Sepanjang proses itu, tangan Marche begitu cekatan mengaplikasikan peralatan tempur itu dengan konsentrasi penuh. Sementara Auilla yang mulai mengantuk hanya terbengong-bengong sampai suasana di studio mendadak ramai setelah kedatangan seseorang yang mereka panggil dengan sebutan "pres".
"Noah ya itu?" tanya Marche di sela memilih warna lipstick yang akan dipakaikan untuk Auilla.

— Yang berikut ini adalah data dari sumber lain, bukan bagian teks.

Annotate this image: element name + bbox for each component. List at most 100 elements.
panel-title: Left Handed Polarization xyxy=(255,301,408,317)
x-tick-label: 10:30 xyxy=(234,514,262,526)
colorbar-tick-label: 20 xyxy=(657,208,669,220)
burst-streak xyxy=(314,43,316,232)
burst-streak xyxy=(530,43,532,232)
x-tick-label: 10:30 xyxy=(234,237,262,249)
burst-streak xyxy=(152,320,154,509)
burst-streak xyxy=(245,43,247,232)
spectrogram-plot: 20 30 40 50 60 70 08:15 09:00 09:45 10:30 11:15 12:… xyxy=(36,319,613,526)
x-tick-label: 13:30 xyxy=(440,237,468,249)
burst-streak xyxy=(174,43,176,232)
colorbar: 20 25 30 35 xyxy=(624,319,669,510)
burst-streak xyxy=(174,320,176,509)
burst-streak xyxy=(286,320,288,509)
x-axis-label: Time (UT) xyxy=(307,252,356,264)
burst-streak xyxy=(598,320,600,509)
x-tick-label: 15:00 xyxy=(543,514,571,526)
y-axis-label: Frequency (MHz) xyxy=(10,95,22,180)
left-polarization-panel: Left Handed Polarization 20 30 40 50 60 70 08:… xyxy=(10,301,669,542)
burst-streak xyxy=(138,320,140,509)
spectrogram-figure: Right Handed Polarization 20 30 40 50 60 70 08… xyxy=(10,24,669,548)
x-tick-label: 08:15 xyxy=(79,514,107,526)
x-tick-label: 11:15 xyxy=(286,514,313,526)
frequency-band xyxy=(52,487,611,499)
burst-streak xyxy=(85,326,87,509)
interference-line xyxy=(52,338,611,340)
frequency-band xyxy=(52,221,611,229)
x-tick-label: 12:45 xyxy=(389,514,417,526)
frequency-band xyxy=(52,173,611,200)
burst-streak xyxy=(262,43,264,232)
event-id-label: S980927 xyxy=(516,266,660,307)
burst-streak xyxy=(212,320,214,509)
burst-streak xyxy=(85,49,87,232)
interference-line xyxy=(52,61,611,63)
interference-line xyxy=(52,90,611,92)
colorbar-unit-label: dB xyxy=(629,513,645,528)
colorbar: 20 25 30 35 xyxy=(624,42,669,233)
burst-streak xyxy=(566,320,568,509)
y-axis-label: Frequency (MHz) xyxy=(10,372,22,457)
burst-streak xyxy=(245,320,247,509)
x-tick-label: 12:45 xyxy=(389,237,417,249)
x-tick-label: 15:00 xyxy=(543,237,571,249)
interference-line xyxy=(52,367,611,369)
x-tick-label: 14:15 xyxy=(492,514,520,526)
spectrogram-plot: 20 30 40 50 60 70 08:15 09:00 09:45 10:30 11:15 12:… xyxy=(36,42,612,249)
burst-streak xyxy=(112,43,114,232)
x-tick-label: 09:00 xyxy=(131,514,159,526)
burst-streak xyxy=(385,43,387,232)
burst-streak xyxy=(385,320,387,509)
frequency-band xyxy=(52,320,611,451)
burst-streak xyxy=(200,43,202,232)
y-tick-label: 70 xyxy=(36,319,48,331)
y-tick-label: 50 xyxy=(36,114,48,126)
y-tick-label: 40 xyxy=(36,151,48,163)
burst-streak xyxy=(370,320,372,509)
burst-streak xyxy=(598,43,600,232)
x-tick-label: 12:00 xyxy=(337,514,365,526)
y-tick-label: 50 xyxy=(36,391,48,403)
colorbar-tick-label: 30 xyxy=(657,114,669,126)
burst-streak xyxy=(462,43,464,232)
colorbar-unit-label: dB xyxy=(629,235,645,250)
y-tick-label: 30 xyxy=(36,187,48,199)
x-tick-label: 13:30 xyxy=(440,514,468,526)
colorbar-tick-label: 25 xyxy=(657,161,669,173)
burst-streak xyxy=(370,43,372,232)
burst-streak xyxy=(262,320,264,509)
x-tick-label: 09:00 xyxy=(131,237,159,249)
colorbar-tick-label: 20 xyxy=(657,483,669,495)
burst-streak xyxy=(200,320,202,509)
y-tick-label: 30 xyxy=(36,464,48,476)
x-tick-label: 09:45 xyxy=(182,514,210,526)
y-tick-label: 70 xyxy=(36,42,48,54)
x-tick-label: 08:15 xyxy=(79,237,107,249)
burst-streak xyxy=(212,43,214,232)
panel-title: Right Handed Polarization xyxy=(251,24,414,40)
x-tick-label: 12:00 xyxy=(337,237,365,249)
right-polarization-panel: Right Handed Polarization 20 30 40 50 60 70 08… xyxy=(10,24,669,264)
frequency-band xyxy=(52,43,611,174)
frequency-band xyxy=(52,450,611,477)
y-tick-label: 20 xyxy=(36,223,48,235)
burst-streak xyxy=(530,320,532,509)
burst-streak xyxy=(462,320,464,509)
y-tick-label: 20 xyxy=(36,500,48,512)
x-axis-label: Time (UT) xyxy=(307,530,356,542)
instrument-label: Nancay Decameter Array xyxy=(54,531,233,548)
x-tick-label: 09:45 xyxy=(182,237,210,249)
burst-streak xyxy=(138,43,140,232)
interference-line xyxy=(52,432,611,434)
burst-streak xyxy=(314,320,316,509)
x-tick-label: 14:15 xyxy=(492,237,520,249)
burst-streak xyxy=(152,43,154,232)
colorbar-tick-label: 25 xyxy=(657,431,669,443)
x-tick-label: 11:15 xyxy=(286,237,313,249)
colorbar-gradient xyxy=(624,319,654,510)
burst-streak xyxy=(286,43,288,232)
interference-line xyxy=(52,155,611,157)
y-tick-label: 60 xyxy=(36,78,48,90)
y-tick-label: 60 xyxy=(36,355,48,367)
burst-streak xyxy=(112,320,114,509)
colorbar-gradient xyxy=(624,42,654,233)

"Siapa lagi kalau bukan dia."
"Kemarin ternyata dia satu pesawat sama gue, tapi gue gak sadar ada dia. Tahu-tahu kita ketemu pas ngambil bagasi."
Willa lebih terjaga untuk menyimak cerita perempuan itu. "Ketemu Kak Maven juga dong?"
"Enggak tuh, Noah sendirian waktu itu."
"Kak Maven pergi duluan kali ya?"
Dahi Marche mengkerut bingung. "Enggak ah, orang Kak Maven gak ikut kok. Gue sempat ngobrol sama dia sebelum naik taksi, katanya dia emang lagi pengen aja jalan-jalan sendiri."
Jalan-jalan sendiri?
Setahunya Noah pergi ke Singapur untuk menjenguk ayahnya yang tiba-tiba dilarikan ke rumah sakit, tepat di hari Gabriel diberitakan menghilang?
"Tanggal berapa, Che, lo pulang ke SG waktu itu?"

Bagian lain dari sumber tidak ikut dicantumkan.